Ujian terbuka itu dihadiri sejumlah kolega, di antaranya Prof Sasa Djuarsa Sendjaja, PhD (Ketua KPI/UI), Freddy Tulung (Kepala Badan Informasi Publik Kemenkominfo), Dr Ishadi SK, MSc (Presdir Trans-TV), Asro Kamal Rokan ( anggota Dewas Perum LKBN ANTARA), dan Dr Ahmad Mukhlis Yusuf (Dirut Perum LKBN ANTARA).
Menurut doktor ke-1.172 di Unair yang pernah menjadi agen dan loper koran itu, konsentrasi kepemilikan media massa itu tidak perlu dikhawatirkan, karena "facebookers" akan menjadi penyeimbang opini yang tidak objektif.
"Apalagi, kosentrasi media itu sendiri merupakan keniscayaan sejarah, sebab teknologi informasi yang berkembang mendorong konvergensi media, sehingga televisi, radio, dan koran menjadi tidak jelas," paparnya.
Selain itu, kata pria kelahiran Yogyakarta pada tanggal 29 Maret 1963 itu, pemilik media massa tidak perlu dikhawatirkan akan mengendalikan opini yang berkembang, karena kontrol pemodal terhadap media massa itu tidak ada yang sempurna.
"Pak Harto adalah buktinya, bahkan detik-detik menjelang reformasi tahun 1998 justru menunjukkan sejumlah stasiun televisi milik anak-anak Pak Harto bersaing menayangkan aksi unjuk rasa dimana-mana," tuturnya.
Bahkan, kata alumnus S1 Ilmu Komunikasi UGM dan Hukum UII Yogyakarta yang menjadi dosen komunikasi di Unair Surabaya sejak tahun 1988 itu, "rating" (tingkat besar-kecilnya khalayak yang menikmati program) merupakan kontrol yang sebenarnya, karena "rating" itulah yang justru mengendalikan pemilik media massa.
Jawaban itu membuat alumni Magister (S2) Ilmu Komunikasi di UI itu dicecar dengan pertanyaan tentang "rating" oleh tiga guru besar yakni Prof Ramlan Surbakti (promotor), Prof Dedy N. Hidayat (ko-promotor), dan Prof Sasa Djuarsa Sendjaja.

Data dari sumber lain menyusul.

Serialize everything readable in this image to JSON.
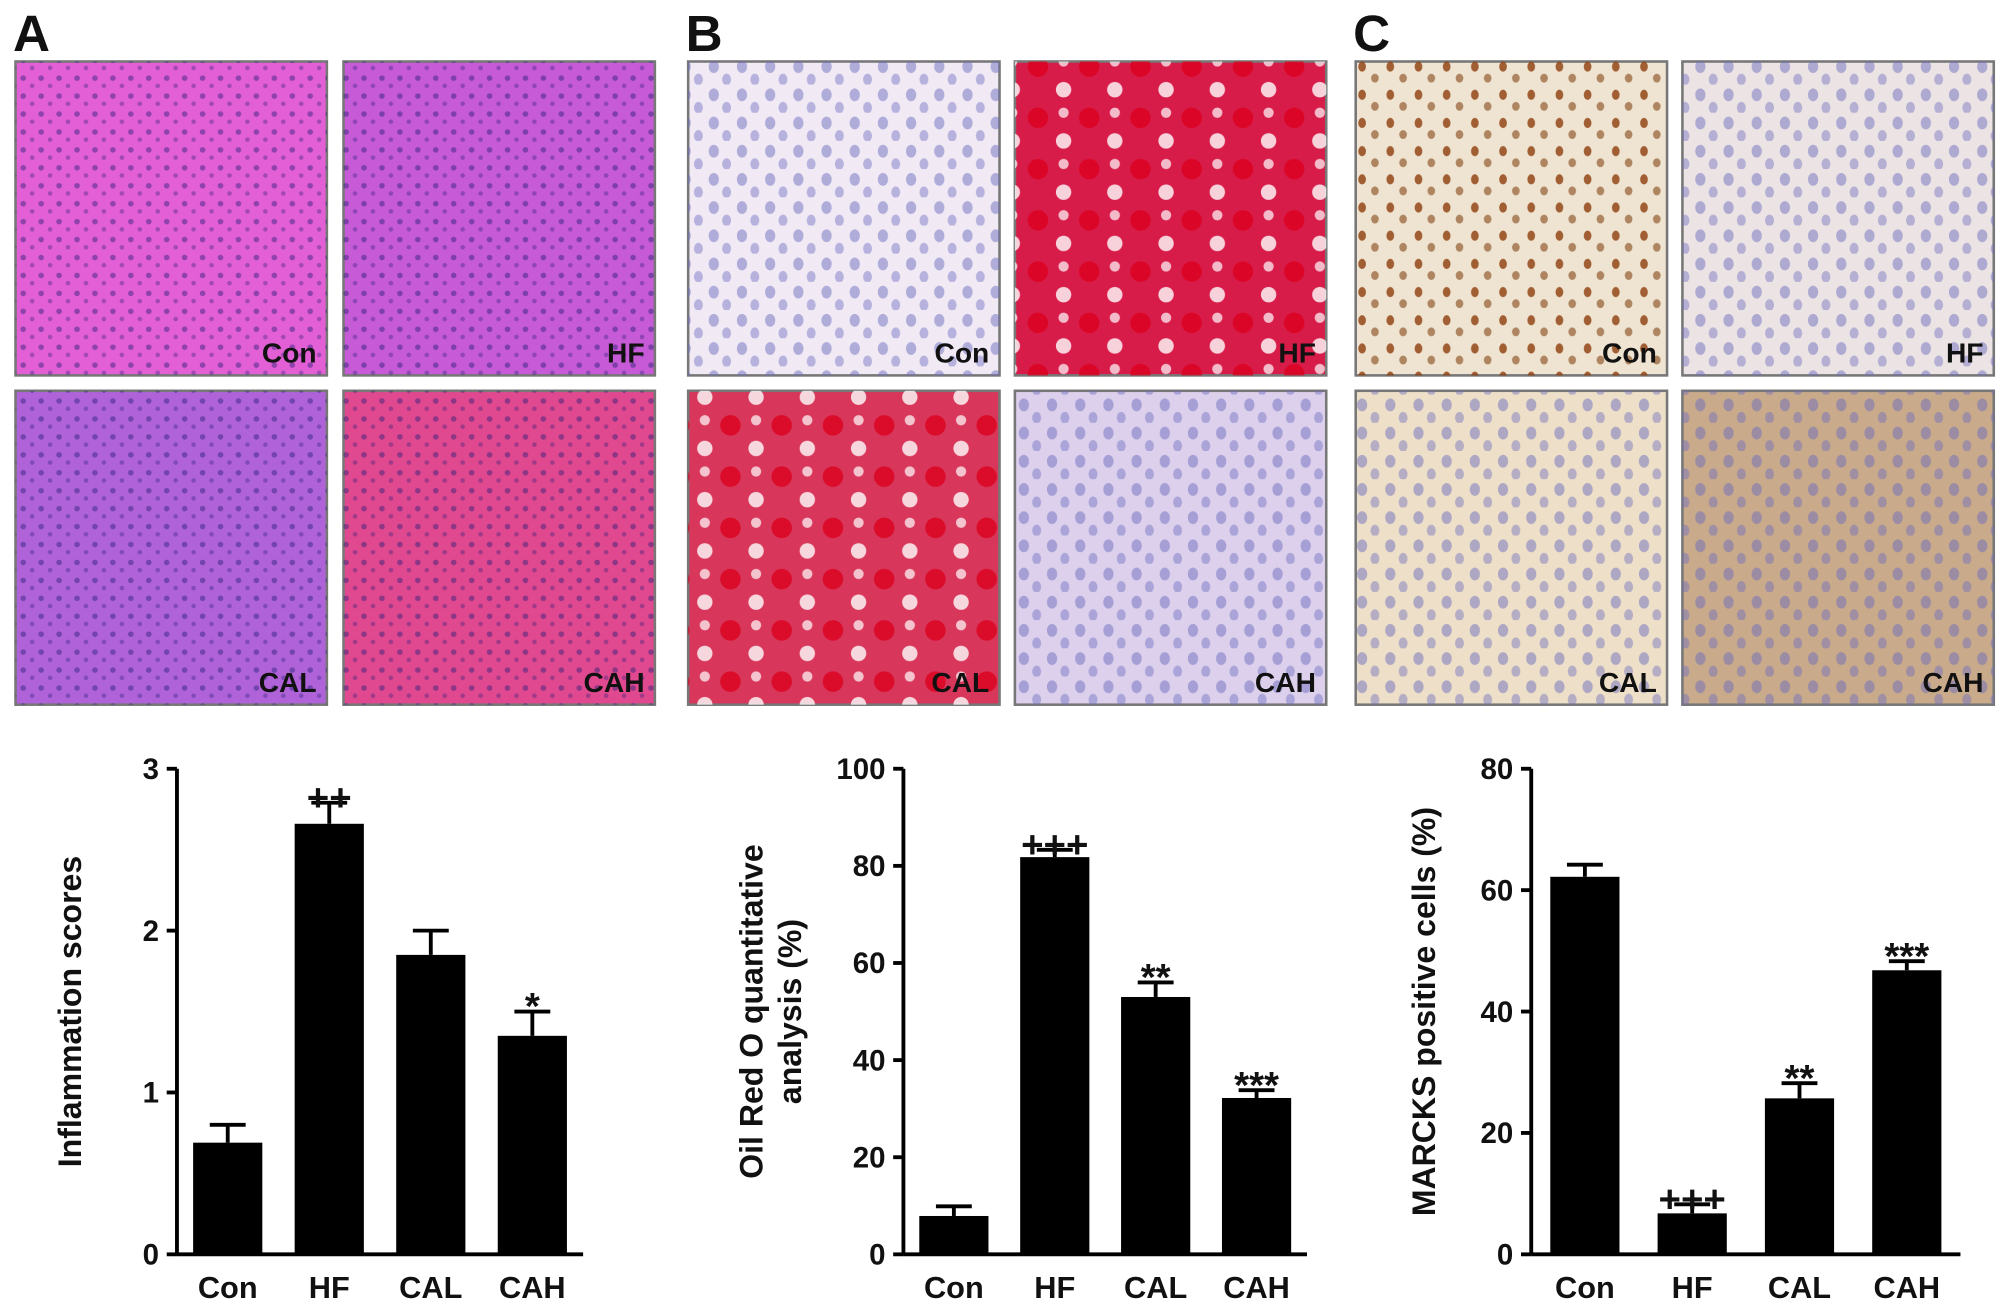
{
  "panels": [
    {
      "label": "A",
      "image_labels": [
        "Con",
        "HF",
        "CAL",
        "CAH"
      ]
    },
    {
      "label": "B",
      "image_labels": [
        "Con",
        "HF",
        "CAL",
        "CAH"
      ]
    },
    {
      "label": "C",
      "image_labels": [
        "Con",
        "HF",
        "CAL",
        "CAH"
      ]
    }
  ],
  "chart_data": [
    {
      "type": "bar",
      "ylabel": [
        "Inflammation scores"
      ],
      "categories": [
        "Con",
        "HF",
        "CAL",
        "CAH"
      ],
      "values": [
        0.69,
        2.66,
        1.85,
        1.35
      ],
      "errors": [
        0.11,
        0.13,
        0.15,
        0.15
      ],
      "annotations": [
        null,
        "++",
        null,
        "*"
      ],
      "color": "#000000",
      "ylim": [
        0,
        3
      ],
      "yticks": [
        0,
        1,
        2,
        3
      ]
    },
    {
      "type": "bar",
      "ylabel": [
        "Oil Red O quantitative",
        "analysis (%)"
      ],
      "categories": [
        "Con",
        "HF",
        "CAL",
        "CAH"
      ],
      "values": [
        7.9,
        81.8,
        53,
        32.2
      ],
      "errors": [
        2,
        1.5,
        3,
        1.6
      ],
      "annotations": [
        null,
        "+++",
        "**",
        "***"
      ],
      "color": "#000000",
      "ylim": [
        0,
        100
      ],
      "yticks": [
        0,
        20,
        40,
        60,
        80,
        100
      ]
    },
    {
      "type": "bar",
      "ylabel": [
        "MARCKS  positive cells (%)"
      ],
      "categories": [
        "Con",
        "HF",
        "CAL",
        "CAH"
      ],
      "values": [
        62.2,
        6.75,
        25.7,
        46.8
      ],
      "errors": [
        2,
        1.5,
        2.5,
        1.5
      ],
      "annotations": [
        null,
        "+++",
        "**",
        "***"
      ],
      "color": "#000000",
      "ylim": [
        0,
        80
      ],
      "yticks": [
        0,
        20,
        40,
        60,
        80
      ]
    }
  ]
}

Ketiga guru besar Ilmu Sosial itu mempertanyakan peran "rating" dalam mewakili kepentingan khalayak dan kemungkinan "rating" justru merupakan rekayasa pebisnis untuk mempengaruhi opini masyarakat.

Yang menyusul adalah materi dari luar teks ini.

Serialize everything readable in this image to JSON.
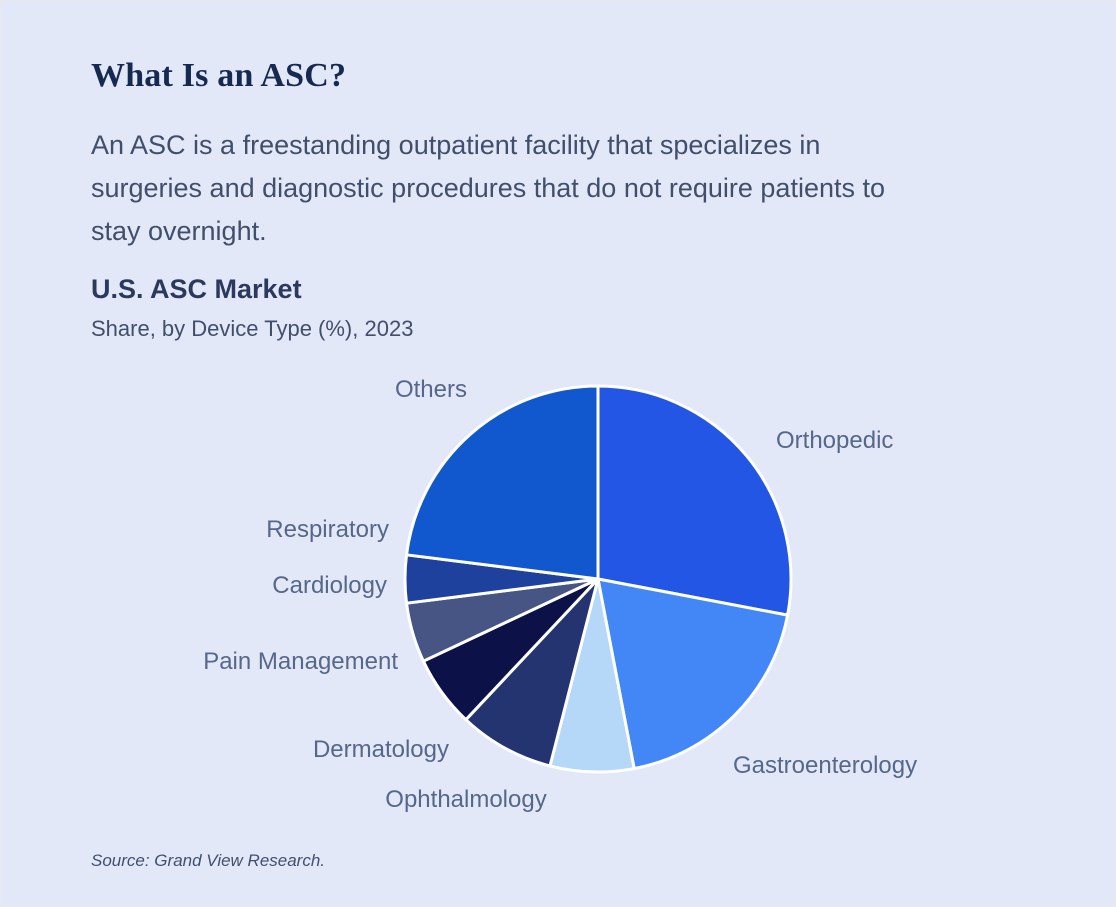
{
  "page": {
    "title": "What Is an ASC?",
    "description": "An ASC is a freestanding outpatient facility that specializes in surgeries and diagnostic procedures that do not require patients to stay overnight.",
    "source": "Source: Grand View Research."
  },
  "chart_data": {
    "type": "pie",
    "title": "U.S. ASC Market",
    "subtitle": "Share, by Device Type (%), 2023",
    "start_angle_deg": 0,
    "direction": "clockwise",
    "data_labels_shown": false,
    "legend_position": "labels-around-pie",
    "separator_color": "#ffffff",
    "label_color": "#55688a",
    "segments": [
      {
        "label": "Orthopedic",
        "value": 28,
        "color": "#2356e4"
      },
      {
        "label": "Gastroenterology",
        "value": 19,
        "color": "#4287f5"
      },
      {
        "label": "Ophthalmology",
        "value": 7,
        "color": "#b5d8f8"
      },
      {
        "label": "Dermatology",
        "value": 8,
        "color": "#243471"
      },
      {
        "label": "Pain Management",
        "value": 6,
        "color": "#0c1247"
      },
      {
        "label": "Cardiology",
        "value": 5,
        "color": "#475584"
      },
      {
        "label": "Respiratory",
        "value": 4,
        "color": "#1e419e"
      },
      {
        "label": "Others",
        "value": 23,
        "color": "#1157cd"
      }
    ]
  }
}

"Pemilik modal itu hanya mampu mengendalikan aset media massa dan tidak akan mampu mengontrol isi (konten), tapi pemerintah juga perlu memperkuat lembaga pelayanan publik (LPP) seperti TVRI dan RRI untuk mengimbau opini yang merugikan publik," ujarnya menjelaskan.

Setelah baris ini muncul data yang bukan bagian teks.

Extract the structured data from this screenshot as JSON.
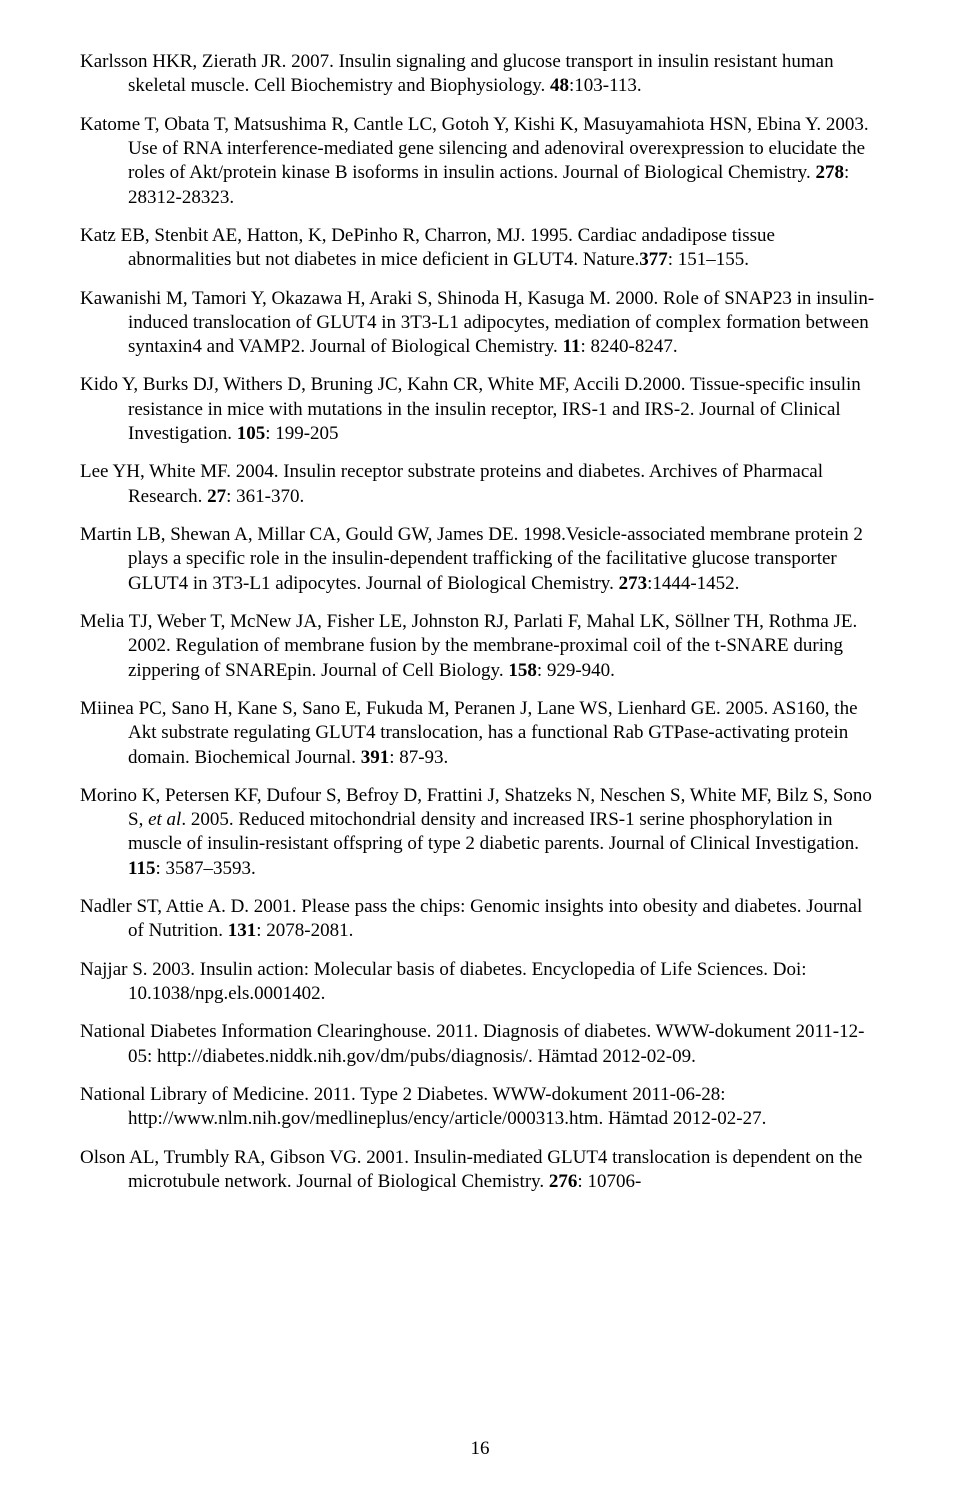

Tentang konten dalam kaitannya dengan "rating" itu juga disoroti Prof Dedy. "Saya kira, rating itu rekayasa industri untuk membentuk keinginan masyarakat, misalnya, sinetron yang merupakan selera ciptaan industri media massa," katanya.
Menanggapi hal itu, Henri Subiakto yang pernah menjadi Direktur Media Watch (Lembaga Konsumen Media) dan Ombudsman Jawa Pos Grup itu menegaskan bahwa rating dan selera publik itu ibarat perdebatan tentang ayam dan telur.
"Mana dulu, ayam atau telur, saya kira hal itu saling berhubungan, berkaitan, dan membutuhkan. Begitulah, apakah rating atau selera publik yang harus dipilih, saya kira keduanya saling mendukung," katanya menegaskan.
Dalam disertasi bertajuk "Kontestasi Wacana Tentang Sistem Penyiaran yang Demokratis Pasca-Orde Baru: Analisis Konstruksi Sosial Relasi Negara, Industri, Penyiaran, dan Civil Society" itu, Henri menyinggung adanya kooptasi industri terhadap pemerintah dalam pembuatan regulasi.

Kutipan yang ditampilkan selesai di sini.